In February 2006, Stehanie Jeanjean and Yunkyoung Kim were invited to present their project ARCHAEOLOGY OF NEW YORK at the Annual Graduate Symposium On Edge: Visual Culture across Boundaries,organized by the Department of History of Art and Archaeology, at Cornell University (Ithaca, New York). They also received a grant from the Arts Council Korea and will publish an exhibition catalogue of this exhibition current 2006. 

Stehanie Jeanjean is a Doctoral applicant at the Graduate Center of CUNY and an Adjunct Professor of Art History at City College. Regularly S. Jeanjean writes on contemporary art for French cultural magazines and newspapers; she has published articles in Art Press, Chronic'art, and Hors d'euvre. In 2004, S. Jeanjean curated two solo exhibitions of New York based artist China Blue at the Atheneum and at the Galerie Interface (Dijon, France). In 2005, she presented a paper at the Annual CAA Conference in Atlanta on Societal Behavior Suggested by Artists from the 1950s to Today.Recently, the book she co-edited with Lionel Bovier, Deux ou trois choses que je sais d'elle... Ecrits et entretiens 1966-2003, a collection of writings and interviews by Olivier Mosset, was published by the MAMCO (Museum of Modern and Contemporary Art, Geneva, Switzerland). In January 2006, S. Jeanjean curated the multi-media collective exhibition Once Upon a Time 1 at NUTUREart (Brooklyn, New York). 

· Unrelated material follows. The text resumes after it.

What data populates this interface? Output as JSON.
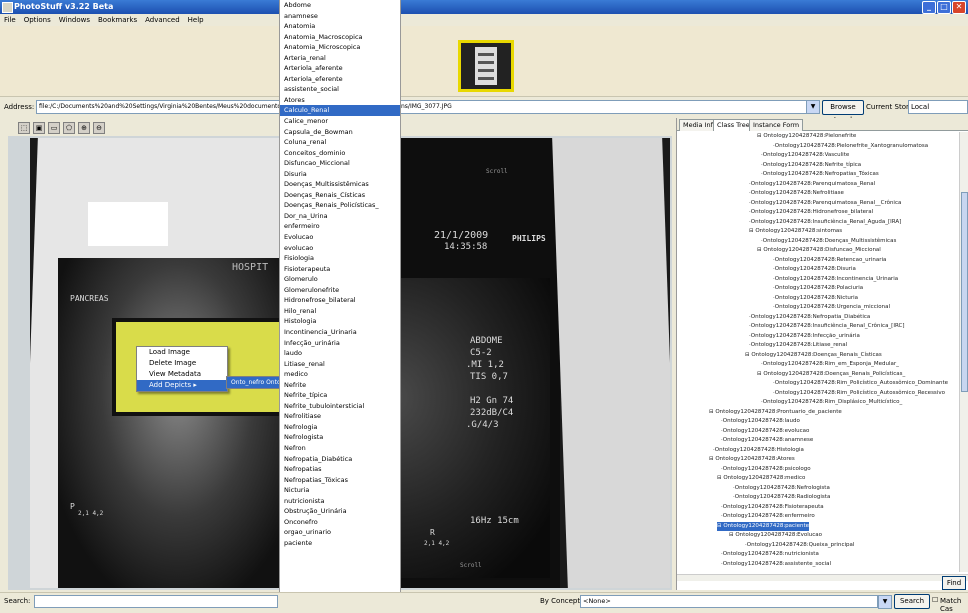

Yunkyoung Kim is a Doctoral student at the Graduate Center of CUNY. She writes for the Korean art magazine Art in Culture and published Saffron-colored Dream: Twenty Six Years Reserved for Sixteen Days, Christo & Jeanne-Claude's Gates(Art in Culture, March 2005), Dreaming of an Oasis in the Downtown: Public Art in New York(Art in Culture, September 2004), and numerous articles on emerging artists active in New York City. In 2005, she also published an essay Nice to Meet You for the exhibition catalogue Host: Nancy Hwang edited by Project Space Sarubia (Seoul, Korea). In November 2004, Y. Kim presented a paper "Approach to Public Art: In the Case of Culture in Action,"at the 5th Annual Symposium Art as a Public Forum, organized by the Korean Association for History of Modern Art in Seoul, which was subsequently published in its Journal of History of Modern Art 16 (December 2004). In October 2006, her exhibition project Vacant is scheduled at the Brain Factory (Seoul).